If you are in the military, and you are members of the elite, yes, you are
taken care of.

But I think at the very least, if we are going to promise economic
assistance, prosperity investment, that has to be tied in like our foreign
assistance programs with improvements in human rights. Allow access to
amnesty international and human right watch, United Nations.

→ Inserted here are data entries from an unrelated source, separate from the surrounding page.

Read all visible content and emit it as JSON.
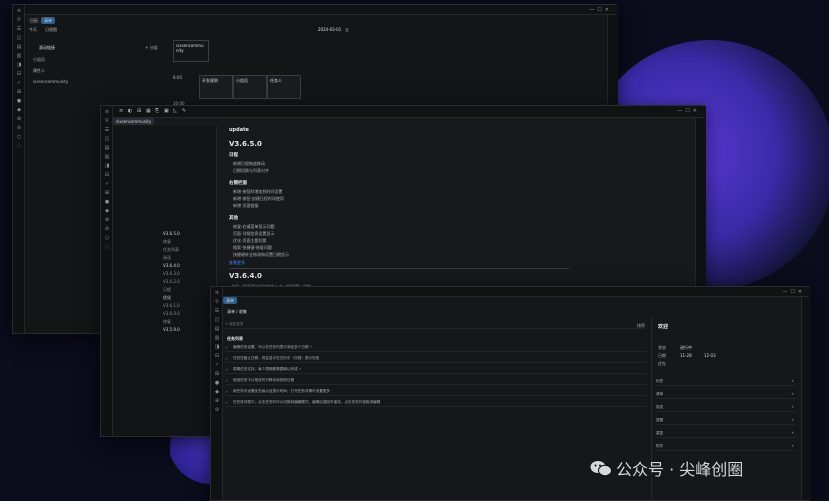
{
  "win1": {
    "sidebar_icons": [
      "≡",
      "⚲",
      "☰",
      "◫",
      "▤",
      "▥",
      "◨",
      "⊟",
      "✓",
      "⊞",
      "●",
      "◆",
      "⊕",
      "⊘",
      "○",
      "◌"
    ],
    "tabs": [
      "日历",
      "清单"
    ],
    "toolbar": {
      "today": "今天",
      "view": "日视图",
      "date": "2024-03-01",
      "week": "五"
    },
    "left_list": {
      "header": "滚动链接",
      "header_right": "+ 分组",
      "items": [
        "小组员",
        "属性人",
        "sixsencommunity"
      ]
    },
    "event_card": "sixsencommu nity",
    "time_labels": [
      "8:00",
      "10:00"
    ],
    "grid_cells": [
      "开发规则",
      "小组员",
      "任务人"
    ]
  },
  "win2": {
    "toolbar_icons": [
      "≡",
      "◐",
      "⊞",
      "▦",
      "⎘",
      "▣",
      "◺",
      "✎"
    ],
    "tab": "sixsencommunity",
    "heading": "update",
    "version1": "V3.6.5.0",
    "sections": [
      {
        "title": "日程",
        "items": [
          "新增日程拖放移动",
          "日期切换与列表对齐"
        ]
      },
      {
        "title": "右侧栏面",
        "items": [
          "新增-按钮时增加到时间设置",
          "新增-按钮-创建日程时间使用",
          "新增-页面链接"
        ]
      },
      {
        "title": "其他",
        "items": [
          "修复-右键菜单显示问题",
          "页面-详细信息设置显示",
          "优化-页面主题切换",
          "搜索-快捷键-修复问题",
          "快捷键补全修改和设置日期显示"
        ]
      }
    ],
    "more_link": "查看更多",
    "version2": "V3.6.4.0",
    "version2_item": "全局一致页面访问时的右上方（时间等）功能",
    "versions_nav": [
      "V3.6.5.0",
      "修复",
      "任务列表",
      "阅读",
      "V3.6.4.0",
      "V3.6.3.0",
      "V3.6.2.0",
      "日程",
      "优化",
      "V3.6.1.0",
      "V3.6.0.0",
      "修复",
      "V3.5.9.0"
    ]
  },
  "win3": {
    "tab": "清单",
    "breadcrumb": "清单 / 收集",
    "input_placeholder": "+ 添加任务",
    "sort_label": "排序",
    "group_label": "任务列表",
    "tasks": [
      "编辑任务设置，可以在任务列表中添加多个日期 ✓",
      "任务在截止日期，将会显示在日历中（日程）提示完成",
      "周期任务支持，每个周期都需要确认完成 ✓",
      "使用任务卡片拖放时可移动到其他日期",
      "新任务可设置优先级以及提示时间，打开任务详情可设置更多",
      "在任务列表中，点击任务时可以切换到编辑模式，编辑后按回车保存，点击任务外部取消编辑"
    ],
    "detail": {
      "title": "欢迎",
      "status_label": "状态",
      "status_value": "进行中",
      "date_label": "日期",
      "date_from": "11-28",
      "date_to": "12-03",
      "priority_label": "优先",
      "fields": [
        "标签",
        "清单",
        "描述",
        "提醒",
        "重复",
        "附件"
      ]
    }
  },
  "watermark": "公众号 · 尖峰创圈",
  "colors": {
    "accent": "#2ec27e",
    "link": "#3b82f6",
    "desktop": "#0b0c1c",
    "orb": "#5a3bd8"
  }
}
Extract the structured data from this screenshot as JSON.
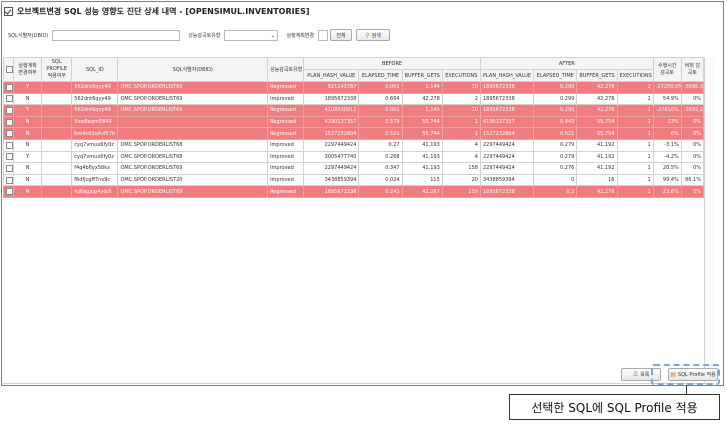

I mean, we don`t know how bad things are. I can tell you they are pretty
bad even though when I visited eight times. They keep an eye on you. They
don`t let you the do anything. I once tried to get into the subway. I
barely got in to see how people are. But it`s very restricted what you are
able to see, full access, unfettered access to determine how we can improve
the human rights situation and the life of these people. This is the
poorest nation on earth where a lot of people are starving.

MATTHEWS: Well, all you have to do anybody watch right now is watch any of
their parades. Watch anytime they come out in public. They look like they
are automatons. The people have to smile exactly in synchronization. They
have to behave totally according to what they are supposed to do in that
moment. They are freakishly controlled by their government as individual
people. There is no freedom in that country. You can see it every time we
get a picture of them in one of their parades.

Anyway. Thank you Peter Baker. Thank you Bill Richardson. Gordon Chang,
thank you and Mieke Eoyang.

Coming up, President Trump`s praise nor Kim Jong-un beats trading nuclear
threats, I guess. But is it too far over the top? He is praying to the
guy, practically. Trump called him talented. He said he trusts him. Even
said his country loves him. Is Trump helping to flatter this guy to a
deal? I think he is treated (ph) in the way he likes to be treated.

Plus new reporting how the President is trying to save himself for Russian
investigation. What does it say that Trump`s lawyers now are in cahoots
with the lawyers for other people caught up in the Mueller investigation?
I guess he believes in multilateralism when it comes to legal defense.

And the HARDBALL roundtable, why Trump spent part of the summit talking
about a real estate deals. He is going to bring sandals I goes North
Korea? And he is punching at Robert de Niro.

Well, finally let me finish with Trump watch.

This is HARDBALL where the action is.

(COMMERCIAL BREAK)

MATTHEWS: Five more states are holding primaries today including South
Carolina and Virginia where polls just closed.

In Virginia, all eyes are on the 10th district where Democrats are choosing
a challenger to take on vulnerable house Republican Barbara Comstock.
Hillary Clinton won that district by ten points in 2016. So Comstock is
seen as a key pickup opportunity for the Democrats.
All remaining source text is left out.